Uniformity inducing Topology

Question

If $\mu$ is any covering uniformity on a set $X$ inducing the topology $\mathcal{T}$ on $X$ and if $(\mathcal{B_n})_{n \in \mathbb{N}}$ is a normal sequence of open covers of $X$ then $\mu \cup \{\mathcal{B_1},\mathcal{B_2}, \mathcal{B_3}\ldots\}$, being a normal family of open covers, is a subbase for a uniformity , say $\nu$. How to show that $\nu$ generates the same topology $\mathcal{T}$ on $X$ ?

Answer 1

The uniformity $\nu$ can be described as

$$\mathcal{U} \in \nu \text { iff } \exists \mathcal{V} \in \mu \exists n: \mathcal{B_n} \wedge \mathcal{V} \prec \mathcal{U}$$.

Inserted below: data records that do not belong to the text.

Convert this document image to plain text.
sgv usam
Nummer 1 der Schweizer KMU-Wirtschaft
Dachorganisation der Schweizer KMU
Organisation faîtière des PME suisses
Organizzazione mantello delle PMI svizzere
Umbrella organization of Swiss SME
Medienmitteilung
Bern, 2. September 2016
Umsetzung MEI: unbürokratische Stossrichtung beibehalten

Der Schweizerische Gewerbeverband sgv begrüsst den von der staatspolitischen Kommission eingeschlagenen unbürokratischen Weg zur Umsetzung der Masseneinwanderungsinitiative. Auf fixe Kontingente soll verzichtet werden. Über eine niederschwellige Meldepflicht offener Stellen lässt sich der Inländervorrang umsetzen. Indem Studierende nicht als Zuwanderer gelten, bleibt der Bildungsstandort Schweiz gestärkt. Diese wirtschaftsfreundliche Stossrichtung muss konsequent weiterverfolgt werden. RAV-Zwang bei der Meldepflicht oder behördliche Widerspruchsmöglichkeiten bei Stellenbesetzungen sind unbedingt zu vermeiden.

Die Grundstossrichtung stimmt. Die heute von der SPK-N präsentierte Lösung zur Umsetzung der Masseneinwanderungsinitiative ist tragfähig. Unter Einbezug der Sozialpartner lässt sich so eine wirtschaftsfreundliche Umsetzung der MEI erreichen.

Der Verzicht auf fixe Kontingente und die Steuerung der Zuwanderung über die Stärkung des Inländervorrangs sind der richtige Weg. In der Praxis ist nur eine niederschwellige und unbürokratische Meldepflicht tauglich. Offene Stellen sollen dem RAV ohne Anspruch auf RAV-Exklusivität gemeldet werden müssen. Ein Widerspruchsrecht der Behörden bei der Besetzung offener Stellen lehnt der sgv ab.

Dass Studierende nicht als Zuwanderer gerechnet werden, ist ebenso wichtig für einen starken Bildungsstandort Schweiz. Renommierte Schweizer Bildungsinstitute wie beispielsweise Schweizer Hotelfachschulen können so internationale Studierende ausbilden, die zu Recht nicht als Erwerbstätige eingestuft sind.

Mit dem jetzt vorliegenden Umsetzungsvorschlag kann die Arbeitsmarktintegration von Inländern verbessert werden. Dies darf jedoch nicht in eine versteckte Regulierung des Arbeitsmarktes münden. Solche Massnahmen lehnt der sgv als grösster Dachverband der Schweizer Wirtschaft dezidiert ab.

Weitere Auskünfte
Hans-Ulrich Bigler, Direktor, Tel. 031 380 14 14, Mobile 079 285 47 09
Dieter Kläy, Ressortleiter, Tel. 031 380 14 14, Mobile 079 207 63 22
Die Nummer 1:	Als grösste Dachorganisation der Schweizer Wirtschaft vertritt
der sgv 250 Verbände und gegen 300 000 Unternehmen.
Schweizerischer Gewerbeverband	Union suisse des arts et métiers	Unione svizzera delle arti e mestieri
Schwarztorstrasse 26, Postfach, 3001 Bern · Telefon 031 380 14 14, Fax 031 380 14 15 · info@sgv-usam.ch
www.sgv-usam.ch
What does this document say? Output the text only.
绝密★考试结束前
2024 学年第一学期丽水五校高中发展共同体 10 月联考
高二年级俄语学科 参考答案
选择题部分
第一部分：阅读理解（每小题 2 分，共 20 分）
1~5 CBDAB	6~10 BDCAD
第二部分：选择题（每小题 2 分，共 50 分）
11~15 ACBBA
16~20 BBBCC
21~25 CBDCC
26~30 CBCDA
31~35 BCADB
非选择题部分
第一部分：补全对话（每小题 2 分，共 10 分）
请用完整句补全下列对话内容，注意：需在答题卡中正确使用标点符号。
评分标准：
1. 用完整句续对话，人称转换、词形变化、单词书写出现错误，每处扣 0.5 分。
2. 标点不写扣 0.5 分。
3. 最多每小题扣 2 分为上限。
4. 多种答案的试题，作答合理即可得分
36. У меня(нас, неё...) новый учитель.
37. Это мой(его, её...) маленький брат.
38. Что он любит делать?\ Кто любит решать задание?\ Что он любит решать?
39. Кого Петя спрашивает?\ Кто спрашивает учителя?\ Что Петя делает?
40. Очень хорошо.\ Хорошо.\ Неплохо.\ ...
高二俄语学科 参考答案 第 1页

as always with subbases, as I also used in my other answer, e.g.

Now if $O$ is open w.r.t. $\nu$, then let $x \in O$. Then there is some cover $\mathcal{U} \in \nu$ such that $\operatorname{st}(x,\mathcal{U}) \subseteq O$. Find $\mathcal{V}$ and $\mathcal{B_n}$ as in the above characterisation. Then (by standard facts about stars of covers):

$$ \operatorname{st}(x,\mathcal{V}) \cap \operatorname{st}(x,\mathcal{B_n}) = \operatorname{st}(x, \mathcal{B_n} \wedge \mathcal{V}) \subseteq \operatorname{st}(x,\mathcal{U})$$

The left hand side is open in $\mathcal{T}$ (as $\mu$ induces it, and as the covers $\mathcal{B}_n$ are open covers w.r.t. $\mathcal{T}$). This shows that $x \in \operatorname{Int}_{\mathcal{T}}(O)$, and as this holds for all $x \in O$, $O \in \mathcal{T}$. So $\mathcal{T}_\nu \subseteq \mathcal{T}$.

$\mathcal{T} = \mathcal{T}_\mu \subseteq \mathcal{T}_\nu$ is obvious as $\mu \subseteq \nu$, and so $\mathcal{T} = \mathcal{T}_\mu = \mathcal{T}_\nu$.